Four weeks ago, the full extent of my knowledge base on this small mountainous country was that it was a small mountainous country. I knew nothing about the tiny nation and had no idea what to expect when I learned that we would spend a single day there as part of a whirlwind road trip through Southern Germany. I was pleasantly surprised and Liechtenstein (not to be confused with the famous pop-artist Lichtenstein…Spellcheck seems to be having a confusion-induced aneurism right now) turned out to be one of the single most memorable places we visited in a trip full of world-class sights, monuments and experiences.
But first, some context! Liechtenstein is a German-speaking, double-landlocked country of 161 square kilometers sandwiched between the Austrian and Swiss Alps. It is the richest country in the world per capita by some measures and has the lowest levels of unemployment in the world, possibly due to its status as a shady “uncooperative tax haven”. It is ruled by a family of monarchs who still live in a twelfth century castle. A factory in Schaan, Liechtenstein’s largest city with a whopping population of 5,806, is the world’s largest producer of false teeth. Finally, the country’s national anthem is set to the familiar tune of God Save the Queen. Now you know at least ten more things about Liechtenstein than I did prior to my visit.
We arrived in Malbun, Liechtenstein’s ski resort, after a long day of visiting Neuschwanstein Castle and driving for three hours through Austria and Switzerland. It was already growing dark and our party of four adults and two toddlers were exhausted by the action-packed day. As we unpacked the rented van, the first thing that struck me other than the thin mountain air was an incessant tinkling noise that seemed to come from all directions. We quickly realized that it was the sound of hundreds of cowbells echoing through the mountains. For some reason that I still don’t understand, this noise filled me with boundless energy and, after checking into the hotel and putting my pregnant wife comfortably to bed, I set out on my own solo mini-adventure.
Whenever I see a hill, I want to climb it. Danielle occasionally calls this personality trait the bane of her existence…so naturally, upon exiting the hotel into the crisp night air, there was only one direction to go: up. I strolled as far into the mountains as the crumbling asphalt road allowed and plunked myself into the gravel at the end of the pavement. The sky was clear and the stars were bright. The air was cold enough that I could see a hint of steam when I exhaled and a faint wind rustled seas of wildflowers illuminated only by the soft light of the stars.
Like I said, I still don’t quite understand why the cowbells made me so happy…but they did. I sat there in the gravel for a long time. I’m not entirely sure how much time I spent there but I’d guess it was around an hour of cross-legged contemplation of the landscape.

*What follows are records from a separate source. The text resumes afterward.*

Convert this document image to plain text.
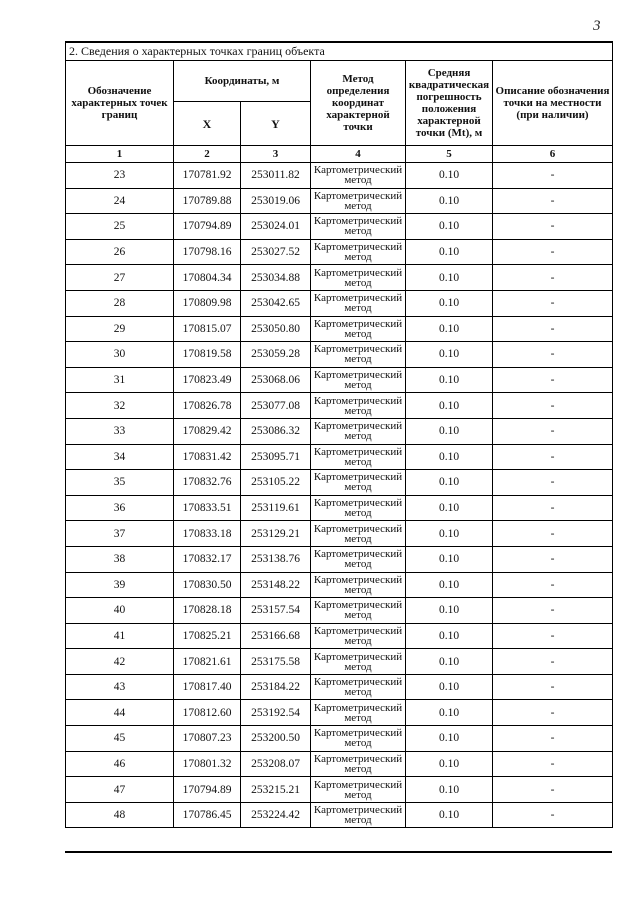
3
2. Сведения о характерных точках границ объекта					
Обозначение характерных точек границ	Координаты, м		Метод определения координат характерной точки	Средняя квадратическая погрешность положения характерной точки (Mt), м	Описание обозначения точки на местности (при наличии)
	X	Y			
1	2	3	4	5	6
23	170781.92	253011.82	Картометрический метод	0.10	-
24	170789.88	253019.06	Картометрический метод	0.10	-
25	170794.89	253024.01	Картометрический метод	0.10	-
26	170798.16	253027.52	Картометрический метод	0.10	-
27	170804.34	253034.88	Картометрический метод	0.10	-
28	170809.98	253042.65	Картометрический метод	0.10	-
29	170815.07	253050.80	Картометрический метод	0.10	-
30	170819.58	253059.28	Картометрический метод	0.10	-
31	170823.49	253068.06	Картометрический метод	0.10	-
32	170826.78	253077.08	Картометрический метод	0.10	-
33	170829.42	253086.32	Картометрический метод	0.10	-
34	170831.42	253095.71	Картометрический метод	0.10	-
35	170832.76	253105.22	Картометрический метод	0.10	-
36	170833.51	253119.61	Картометрический метод	0.10	-
37	170833.18	253129.21	Картометрический метод	0.10	-
38	170832.17	253138.76	Картометрический метод	0.10	-
39	170830.50	253148.22	Картометрический метод	0.10	-
40	170828.18	253157.54	Картометрический метод	0.10	-
41	170825.21	253166.68	Картометрический метод	0.10	-
42	170821.61	253175.58	Картометрический метод	0.10	-
43	170817.40	253184.22	Картометрический метод	0.10	-
44	170812.60	253192.54	Картометрический метод	0.10	-
45	170807.23	253200.50	Картометрический метод	0.10	-
46	170801.32	253208.07	Картометрический метод	0.10	-
47	170794.89	253215.21	Картометрический метод	0.10	-
48	170786.45	253224.42	Картометрический метод	0.10	-
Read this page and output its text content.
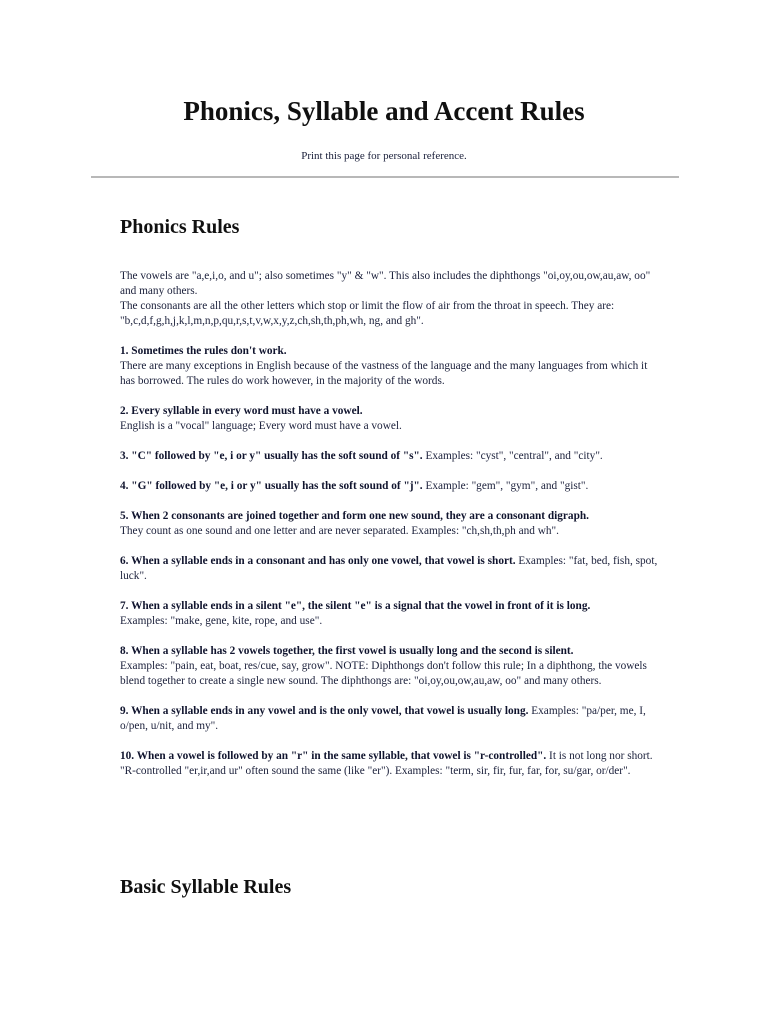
Phonics, Syllable and Accent Rules

Print this page for personal reference.

Phonics Rules

The vowels are "a,e,i,o, and u"; also sometimes "y" & "w". This also includes the diphthongs "oi,oy,ou,ow,au,aw, oo" and many others.
The consonants are all the other letters which stop or limit the flow of air from the throat in speech. They are: "b,c,d,f,g,h,j,k,l,m,n,p,qu,r,s,t,v,w,x,y,z,ch,sh,th,ph,wh, ng, and gh".

1. Sometimes the rules don't work.
There are many exceptions in English because of the vastness of the language and the many languages from which it has borrowed. The rules do work however, in the majority of the words.

2. Every syllable in every word must have a vowel.
English is a "vocal" language; Every word must have a vowel.

3. "C" followed by "e, i or y" usually has the soft sound of "s". Examples: "cyst", "central", and "city".

4. "G" followed by "e, i or y" usually has the soft sound of "j". Example: "gem", "gym", and "gist".

5. When 2 consonants are joined together and form one new sound, they are a consonant digraph.
They count as one sound and one letter and are never separated. Examples: "ch,sh,th,ph and wh".

6. When a syllable ends in a consonant and has only one vowel, that vowel is short. Examples: "fat, bed, fish, spot, luck".

7. When a syllable ends in a silent "e", the silent "e" is a signal that the vowel in front of it is long.
Examples: "make, gene, kite, rope, and use".

8. When a syllable has 2 vowels together, the first vowel is usually long and the second is silent.
Examples: "pain, eat, boat, res/cue, say, grow". NOTE: Diphthongs don't follow this rule; In a diphthong, the vowels blend together to create a single new sound. The diphthongs are: "oi,oy,ou,ow,au,aw, oo" and many others.

9. When a syllable ends in any vowel and is the only vowel, that vowel is usually long. Examples: "pa/per, me, I, o/pen, u/nit, and my".

10. When a vowel is followed by an "r" in the same syllable, that vowel is "r-controlled". It is not long nor short. "R-controlled "er,ir,and ur" often sound the same (like "er"). Examples: "term, sir, fir, fur, far, for, su/gar, or/der".

Basic Syllable Rules
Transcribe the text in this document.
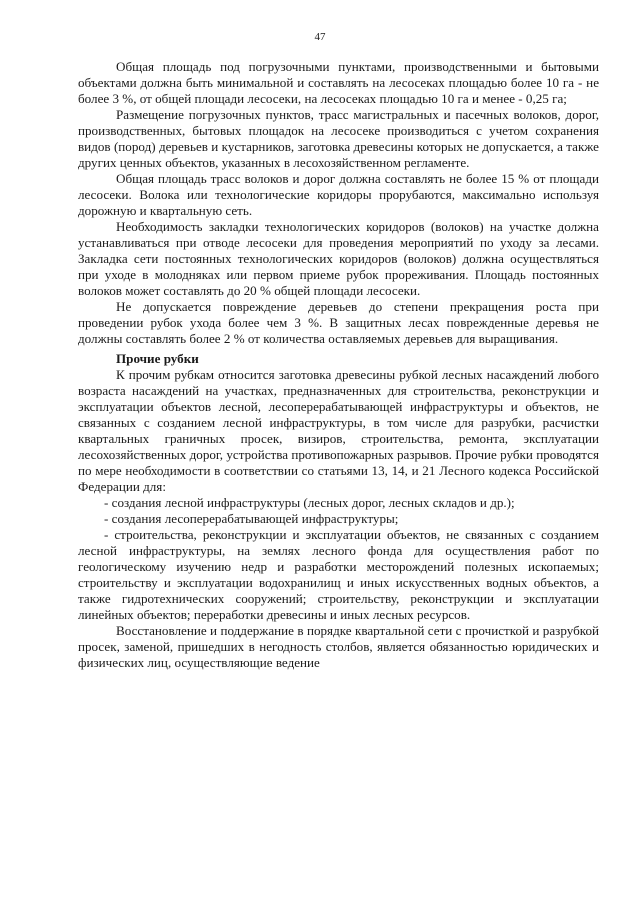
47

Общая площадь под погрузочными пунктами, производственными и бытовыми объектами должна быть минимальной и составлять на лесосеках площадью более 10 га - не более 3 %, от общей площади лесосеки, на лесосеках площадью 10 га и менее - 0,25 га;

Размещение погрузочных пунктов, трасс магистральных и пасечных волоков, дорог, производственных, бытовых площадок на лесосеке производиться с учетом сохранения видов (пород) деревьев и кустарников, заготовка древесины которых не допускается, а также других ценных объектов, указанных в лесохозяйственном регламенте.

Общая площадь трасс волоков и дорог должна составлять не более 15 % от площади лесосеки. Волока или технологические коридоры прорубаются, максимально используя дорожную и квартальную сеть.

Необходимость закладки технологических коридоров (волоков) на участке должна устанавливаться при отводе лесосеки для проведения мероприятий по уходу за лесами. Закладка сети постоянных технологических коридоров (волоков) должна осуществляться при уходе в молодняках или первом приеме рубок прореживания. Площадь постоянных волоков может составлять до 20 % общей площади лесосеки.

Не допускается повреждение деревьев до степени прекращения роста при проведении рубок ухода более чем 3 %. В защитных лесах поврежденные деревья не должны составлять более 2 % от количества оставляемых деревьев для выращивания.

Прочие рубки

К прочим рубкам относится заготовка древесины рубкой лесных насаждений любого возраста насаждений на участках, предназначенных для строительства, реконструкции и эксплуатации объектов лесной, лесоперерабатывающей инфраструктуры и объектов, не связанных с созданием лесной инфраструктуры, в том числе для разрубки, расчистки квартальных граничных просек, визиров, строительства, ремонта, эксплуатации лесохозяйственных дорог, устройства противопожарных разрывов. Прочие рубки проводятся по мере необходимости в соответствии со статьями 13, 14, и 21 Лесного кодекса Российской Федерации для:

- создания лесной инфраструктуры (лесных дорог, лесных складов и др.);

- создания лесоперерабатывающей инфраструктуры;

- строительства, реконструкции и эксплуатации объектов, не связанных с созданием лесной инфраструктуры, на землях лесного фонда для осуществления работ по геологическому изучению недр и разработки месторождений полезных ископаемых; строительству и эксплуатации водохранилищ и иных искусственных водных объектов, а также гидротехнических сооружений; строительству, реконструкции и эксплуатации линейных объектов; переработки древесины и иных лесных ресурсов.

Восстановление и поддержание в порядке квартальной сети с прочисткой и разрубкой просек, заменой, пришедших в негодность столбов, является обязанностью юридических и физических лиц, осуществляющие ведение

Sometimes there are moments in my life where I am overwhelmed with a feeling of gratitude for life and my senses. Have you ever closed your eyes and stopped to think about just how amazing it feels to take a deep breath? Marvelled at wind blowing through your hair or waves lapping against your skin? Taken your shoes off just to feel the grass or sand drift between your toes? Occasionally, I have these moments where I am filled with an ecstatic joy simply because I exist. I feel an overwhelming thankfulness for the privilege of being alive and gain an appreciation for being able to see, hear and smell some of the beauty that is on offer in our world.
That hour spent on a hilltop road in Liechtenstein was one of those moments for me.
Around midnight, I slowly picked my way down the road trying to sort through my thoughts and arrived at my hotel still unable to sleep…
The next morning, Dani and I took a beautiful walk up the same road, puttered to the top of the mountain via chair lift and visited the capital city and castle of Vaduz. We explored Liechtenstein as much as we could in a single day but by far the most unforgettable part of the whole country was my cowbell-serenaded midnight walk in the mountains. It’s one of those travel moments that I know I’ll never forget.